Welche Arten von Factoring gibt es?

Auch beim Factoring selbst gibt es Unterschiede. Die folgenden Arten sollten Sie dabei kennen:

  • Echtes Factoring: Der Factor übernimmt das volle Ausfallrisiko Ihrer Forderungen. Sie werden somit vor ausbleibenden Zahlungen Ihrer Kunden geschützt. Als beliebteste Methode gilt dabei das Full-Service- Factoring, bei dem der Factor zusätzlich das gesamte Debitorenmanagement übernimmt. Sie müssen sich somit auch nicht mehr um Mahnungen oder die Buchhaltung kümmern.
  • Unechtes Factoring: Der Factor zahlt zwar die Rechnungssumme aus, übernimmt jedoch kein Ausfallrisiko für Ihre Forderungen. Das heißt: Begleichen Ihre Kunden die Rechnungen nicht, müssen Sie das Geld an den Factor zurückzahlen. Meist ist diese Variante deutlich günstiger als echtes Factoring.
  • Offenes Factoring: Ihre Kunden werden über den Verkauf der Forderungen informiert. Durch einen Vermerk in den Rechnungen werden sie darauf hingewiesen, dass der Betrag direkt an den Factor zu zahlen ist. Diese Variante gilt in der Praxis als üblich.
  • Stilles Factoring: Ihre Kunden werden über den Verkauf der Forderungen nicht informiert. Die ausstehenden Beträge fließen dabei zwar auf Ihr Konto, allerdings müssen Sie es zuvor an den Factor abtreten oder verpfänden. Meist ist diese Variante deutlich teurer als offenes Factoring.
Unterschied zwischen Inkasso und Factoring
Das Vorgehen beim Factoring ähnelt dem Prozess eines Inkassoverfahrens. Dennoch gibt es einen wichtigen Unterschied, der das Factoring vom Inkasso abgrenzt. Ein Inkassoverfahren tritt in der Regel auf, wenn Forderungen bereits überfällig sind. Das heißt, dass der Kunde trotz mehrerer Aufforderungen und Mahnungen die offenen Rechnungen nicht beglichen hat. Ein Inkassobüro unterstützt dann dabei den Schuldner zur Zahlung zu bringen. Das Factoring setzt hingegen früher an. Hier werden nicht nur überfällige Rechnungen, sondern alle bestehenden Forderungen direkt an ein Factoringunternehmen verkauft. Factoring bezieht sich somit auf den Verkauf von Forderungen an Dritte, um das Risiko von Zahlungsausfällen zu minimieren und Liquidität zu erhöhen, während Inkasso sich auf den Prozess des Einziehens von überfälligen Forderungen bezieht, die von Kunden geschuldet werden.
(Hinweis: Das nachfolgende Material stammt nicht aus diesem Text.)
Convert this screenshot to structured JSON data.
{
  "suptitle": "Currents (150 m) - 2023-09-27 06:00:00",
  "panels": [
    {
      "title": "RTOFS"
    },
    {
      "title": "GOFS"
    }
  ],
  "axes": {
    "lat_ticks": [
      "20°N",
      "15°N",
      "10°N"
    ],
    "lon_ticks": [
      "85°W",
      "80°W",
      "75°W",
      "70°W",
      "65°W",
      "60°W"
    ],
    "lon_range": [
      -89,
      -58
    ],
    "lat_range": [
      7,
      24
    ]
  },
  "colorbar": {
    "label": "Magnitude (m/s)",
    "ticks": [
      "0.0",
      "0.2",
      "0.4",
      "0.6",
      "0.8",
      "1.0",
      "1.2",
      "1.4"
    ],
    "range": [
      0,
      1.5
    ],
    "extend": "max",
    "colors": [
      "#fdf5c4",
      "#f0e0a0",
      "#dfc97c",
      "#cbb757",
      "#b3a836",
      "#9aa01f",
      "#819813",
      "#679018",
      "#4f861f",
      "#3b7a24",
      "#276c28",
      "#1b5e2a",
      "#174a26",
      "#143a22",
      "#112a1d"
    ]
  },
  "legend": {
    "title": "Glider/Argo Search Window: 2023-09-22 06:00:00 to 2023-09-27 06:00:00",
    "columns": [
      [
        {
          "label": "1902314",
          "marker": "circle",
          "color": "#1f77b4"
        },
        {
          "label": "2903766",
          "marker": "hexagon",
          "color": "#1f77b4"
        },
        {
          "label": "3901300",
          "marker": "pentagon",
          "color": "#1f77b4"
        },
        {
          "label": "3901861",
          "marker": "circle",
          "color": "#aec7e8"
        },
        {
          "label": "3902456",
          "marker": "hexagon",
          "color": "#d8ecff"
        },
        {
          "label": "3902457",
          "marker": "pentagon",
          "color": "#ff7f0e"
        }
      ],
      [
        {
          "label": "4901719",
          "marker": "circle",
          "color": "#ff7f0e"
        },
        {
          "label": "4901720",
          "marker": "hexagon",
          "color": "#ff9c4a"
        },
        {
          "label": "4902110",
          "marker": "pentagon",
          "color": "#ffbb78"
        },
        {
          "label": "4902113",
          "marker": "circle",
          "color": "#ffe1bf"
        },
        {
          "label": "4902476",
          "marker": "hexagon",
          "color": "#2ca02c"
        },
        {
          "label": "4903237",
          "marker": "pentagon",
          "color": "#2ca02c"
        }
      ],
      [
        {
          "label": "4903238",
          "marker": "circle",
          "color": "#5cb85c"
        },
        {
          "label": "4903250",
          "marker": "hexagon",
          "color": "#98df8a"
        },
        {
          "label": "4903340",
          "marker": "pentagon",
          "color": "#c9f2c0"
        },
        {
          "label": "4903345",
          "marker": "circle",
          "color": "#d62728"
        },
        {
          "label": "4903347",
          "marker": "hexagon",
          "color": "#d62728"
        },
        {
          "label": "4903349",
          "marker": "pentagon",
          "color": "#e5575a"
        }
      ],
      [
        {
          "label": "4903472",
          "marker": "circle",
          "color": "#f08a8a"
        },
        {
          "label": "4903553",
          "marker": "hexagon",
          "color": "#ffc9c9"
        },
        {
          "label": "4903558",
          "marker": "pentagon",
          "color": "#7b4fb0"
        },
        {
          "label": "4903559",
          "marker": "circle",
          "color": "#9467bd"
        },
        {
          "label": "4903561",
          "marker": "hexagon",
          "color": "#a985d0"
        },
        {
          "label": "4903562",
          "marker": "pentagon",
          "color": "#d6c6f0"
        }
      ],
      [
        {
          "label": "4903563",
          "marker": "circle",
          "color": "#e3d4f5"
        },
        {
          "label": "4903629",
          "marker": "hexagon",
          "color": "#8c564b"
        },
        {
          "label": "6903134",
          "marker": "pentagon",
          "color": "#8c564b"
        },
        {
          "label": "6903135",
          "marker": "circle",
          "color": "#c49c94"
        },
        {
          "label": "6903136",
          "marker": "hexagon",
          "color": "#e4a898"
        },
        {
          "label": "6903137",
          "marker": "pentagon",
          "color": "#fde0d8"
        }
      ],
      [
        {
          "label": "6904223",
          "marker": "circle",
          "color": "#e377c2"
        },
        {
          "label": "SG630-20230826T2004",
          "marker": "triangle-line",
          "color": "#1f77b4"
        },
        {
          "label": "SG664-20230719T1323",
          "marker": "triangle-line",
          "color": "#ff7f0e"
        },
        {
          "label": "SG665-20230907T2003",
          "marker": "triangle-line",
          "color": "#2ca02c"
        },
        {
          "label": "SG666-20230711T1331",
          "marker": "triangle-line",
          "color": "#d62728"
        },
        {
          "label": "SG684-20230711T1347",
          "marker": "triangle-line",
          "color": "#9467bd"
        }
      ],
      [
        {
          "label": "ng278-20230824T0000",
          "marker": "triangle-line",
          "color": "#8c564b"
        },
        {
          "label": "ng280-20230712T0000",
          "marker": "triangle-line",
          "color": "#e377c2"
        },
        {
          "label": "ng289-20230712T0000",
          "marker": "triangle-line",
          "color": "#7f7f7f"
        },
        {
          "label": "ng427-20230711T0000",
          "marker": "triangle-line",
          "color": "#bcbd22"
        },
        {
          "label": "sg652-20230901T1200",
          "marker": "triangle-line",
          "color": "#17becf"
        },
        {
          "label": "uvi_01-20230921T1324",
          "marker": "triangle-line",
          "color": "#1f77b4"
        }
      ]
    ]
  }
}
Welche Vorteile bietet Factoring für Handwerksbetriebe?

Zu den wichtigsten Vorteilen des Factorings zählen:

  • Höhere Liquidität: Factoring-Anbieter können einen Großteil der Rechnung sofort an Sie auszahlen und den finanziellen Spielraum Ihres Handwerksbetriebs erweitern. So können Sie nicht nur sicherer planen, sondern auch eigene Lieferanten schneller bezahlen – und somit auch bessere Konditionen aushandeln. Ein weiterer Vorteil: Da Sie nicht direkt auf die Zahlung Ihrer Kunden angewiesen sind, können Sie mit ihnen auch längere Rechnungsfristen vereinbaren. Insbesondere wenn Sie offene Forderungen ansonsten mit einem Kredit vorfinanzieren würden, sollten Sie zuvor die Möglichkeit des Factorings prüfen.
  • Kein Ausfallrisiko: Im Zuge des echten Factorings können Sie nicht nur Ihre Forderung, sondern auch das Risiko für Zahlungsausfälle verkaufen. Sie schützen sich somit davor, dass Kunden die Rechnungen nicht bezahlen können. Zwar könnten Sie hierzu auch eine sogenannte Warenkreditversicherung abschließen, allerdings dauert es länger, bis Versicherungen die Beträge auszahlen.
  • Verbesserung der Bilanz: Im Zuge der Risikoübergabe scheiden die Forderungen auch aus Ihrer Bilanz aus. So können Sie die Eigenkapitalquote Ihres Handwerksbetriebs erhöhen und in der Folge auch Ihre Bonität steigern. Dies wirkt sich positiv bei der Vergabe von Krediten aus.
  • Entlastung der Buchhaltung: Je nach Anbieter und Art des Factorings können Sie das gesamte Debitorenmanagement Ihres Handwerksbetriebs auslagern. Dazu zählen Aufgaben wie die Bonität der Kunden zu prüfen, Geldeingänge zu überwachen oder Mahnungen zu verschicken. Manche Factoring-Anbieter stellen auch eine Software zur Verfügung, mit der Sie die Rechnungen schnell einreichen können. Oft kann dies nicht nur Zeit, sondern auch Nerven sparen.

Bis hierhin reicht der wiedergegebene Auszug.